Last week I finished putting together a new poetry collection, which I am currently  calling Simple Weight. One night I read through the whole thing in one sitting to see how it felt. “Hey, not too bad,” I said to myself. “But dang, these poems are depressing.”

Why do I keep writing these things? I live a very happy life. I can’t say I’ve ever really suffered. I have no chip on my shoulder and nothing to prove. So why the darkness, the death, the failure, the doubt? Could it be that my subconscious writer knows that it takes some level of genius to pull off joy with any authenticity?

The complexities of suffering present so many juicy, irresistible opportunities for powerful symbols and metaphors. Suffering is automatically perceived as more gritty, more human, more “real.” Happiness, however, is the easy smile, the child’s cloying laugh, the cheesey end zone dance. And try to write about the dreaded “joy of the Lord” believers are supposed to display in their lives, and you may as well just give up and start importing the Precious Moments clip art.
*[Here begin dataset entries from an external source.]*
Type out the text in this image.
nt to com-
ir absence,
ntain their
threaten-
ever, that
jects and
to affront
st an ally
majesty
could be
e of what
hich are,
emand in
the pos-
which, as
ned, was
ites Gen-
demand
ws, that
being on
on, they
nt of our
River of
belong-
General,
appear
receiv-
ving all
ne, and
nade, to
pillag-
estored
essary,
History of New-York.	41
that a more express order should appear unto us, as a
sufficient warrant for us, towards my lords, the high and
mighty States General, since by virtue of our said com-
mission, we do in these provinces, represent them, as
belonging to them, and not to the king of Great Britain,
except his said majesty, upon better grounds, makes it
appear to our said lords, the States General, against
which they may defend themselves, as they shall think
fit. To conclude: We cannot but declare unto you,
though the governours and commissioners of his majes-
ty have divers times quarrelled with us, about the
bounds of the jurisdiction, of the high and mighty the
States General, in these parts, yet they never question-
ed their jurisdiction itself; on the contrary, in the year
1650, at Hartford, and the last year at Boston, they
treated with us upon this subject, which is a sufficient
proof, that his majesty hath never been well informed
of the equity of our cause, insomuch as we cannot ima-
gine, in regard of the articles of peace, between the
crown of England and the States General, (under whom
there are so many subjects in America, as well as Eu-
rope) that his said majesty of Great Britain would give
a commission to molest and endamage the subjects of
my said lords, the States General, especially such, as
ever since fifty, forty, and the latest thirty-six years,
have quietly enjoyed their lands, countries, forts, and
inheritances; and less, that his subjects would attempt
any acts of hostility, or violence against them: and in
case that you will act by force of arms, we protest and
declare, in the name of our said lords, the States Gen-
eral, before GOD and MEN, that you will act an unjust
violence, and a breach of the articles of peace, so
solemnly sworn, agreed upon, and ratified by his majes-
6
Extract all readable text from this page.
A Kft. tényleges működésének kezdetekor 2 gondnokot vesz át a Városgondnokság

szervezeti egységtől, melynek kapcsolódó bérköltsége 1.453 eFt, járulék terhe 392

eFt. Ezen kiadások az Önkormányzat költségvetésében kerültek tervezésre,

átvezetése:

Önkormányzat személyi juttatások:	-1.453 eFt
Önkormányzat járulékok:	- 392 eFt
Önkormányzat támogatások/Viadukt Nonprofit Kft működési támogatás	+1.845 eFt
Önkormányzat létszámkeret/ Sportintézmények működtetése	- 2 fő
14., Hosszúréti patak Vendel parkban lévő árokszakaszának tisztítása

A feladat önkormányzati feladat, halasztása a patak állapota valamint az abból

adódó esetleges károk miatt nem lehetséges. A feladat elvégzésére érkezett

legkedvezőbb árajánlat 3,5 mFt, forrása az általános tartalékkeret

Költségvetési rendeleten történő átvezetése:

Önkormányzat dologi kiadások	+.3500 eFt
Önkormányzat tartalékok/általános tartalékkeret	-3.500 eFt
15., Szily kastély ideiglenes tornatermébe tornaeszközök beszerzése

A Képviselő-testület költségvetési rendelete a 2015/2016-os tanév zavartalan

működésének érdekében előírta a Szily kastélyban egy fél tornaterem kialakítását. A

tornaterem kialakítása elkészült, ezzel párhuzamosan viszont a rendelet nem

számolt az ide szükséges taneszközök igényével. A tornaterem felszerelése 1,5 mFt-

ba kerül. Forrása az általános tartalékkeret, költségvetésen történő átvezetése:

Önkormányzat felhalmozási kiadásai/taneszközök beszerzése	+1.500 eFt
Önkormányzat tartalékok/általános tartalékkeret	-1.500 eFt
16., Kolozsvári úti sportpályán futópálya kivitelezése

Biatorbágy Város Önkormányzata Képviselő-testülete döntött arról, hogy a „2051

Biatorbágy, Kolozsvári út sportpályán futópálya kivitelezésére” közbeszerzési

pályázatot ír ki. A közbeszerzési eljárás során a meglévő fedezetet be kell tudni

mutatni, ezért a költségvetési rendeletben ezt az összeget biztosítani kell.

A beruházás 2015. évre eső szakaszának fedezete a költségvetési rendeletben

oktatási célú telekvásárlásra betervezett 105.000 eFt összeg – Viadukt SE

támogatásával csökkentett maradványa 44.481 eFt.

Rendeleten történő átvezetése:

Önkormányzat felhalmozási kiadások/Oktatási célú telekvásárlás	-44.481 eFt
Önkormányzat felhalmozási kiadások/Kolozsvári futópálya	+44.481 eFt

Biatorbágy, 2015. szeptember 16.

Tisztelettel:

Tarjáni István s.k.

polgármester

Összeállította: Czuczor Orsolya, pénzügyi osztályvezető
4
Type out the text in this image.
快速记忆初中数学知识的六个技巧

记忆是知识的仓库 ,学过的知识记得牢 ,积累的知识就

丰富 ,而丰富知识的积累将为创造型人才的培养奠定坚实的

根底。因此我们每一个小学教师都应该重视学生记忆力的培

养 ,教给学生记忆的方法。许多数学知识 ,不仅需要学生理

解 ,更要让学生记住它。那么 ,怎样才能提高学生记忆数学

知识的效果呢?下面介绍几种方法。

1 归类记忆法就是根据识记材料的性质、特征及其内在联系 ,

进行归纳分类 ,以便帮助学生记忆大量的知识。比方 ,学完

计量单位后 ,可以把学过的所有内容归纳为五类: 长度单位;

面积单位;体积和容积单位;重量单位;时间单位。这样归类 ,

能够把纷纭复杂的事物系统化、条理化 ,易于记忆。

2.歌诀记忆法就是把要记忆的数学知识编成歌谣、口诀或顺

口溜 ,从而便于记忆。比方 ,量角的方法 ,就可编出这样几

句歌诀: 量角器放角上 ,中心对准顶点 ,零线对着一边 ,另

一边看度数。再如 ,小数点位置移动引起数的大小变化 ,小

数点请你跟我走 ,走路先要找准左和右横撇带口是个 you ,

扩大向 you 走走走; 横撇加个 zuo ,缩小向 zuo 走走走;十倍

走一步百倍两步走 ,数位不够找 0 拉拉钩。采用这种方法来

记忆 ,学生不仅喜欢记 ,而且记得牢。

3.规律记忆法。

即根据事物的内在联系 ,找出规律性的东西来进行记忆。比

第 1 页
This is not to say I’ve never written an explicitly joyful, spiritual poem. But they all pretty much start off with some sort of theological angst and end up with my traipsing around in the woods somewhere. Nature has been my joy-poem cop-out. They’re all starting to sound the same, give or take a few variations in species of insects and wildflowers.

I think I’ve been writing long enough to find a fresh perspective, a new angle on joy. I’m just not sure how to find it right now. And that really bums me out.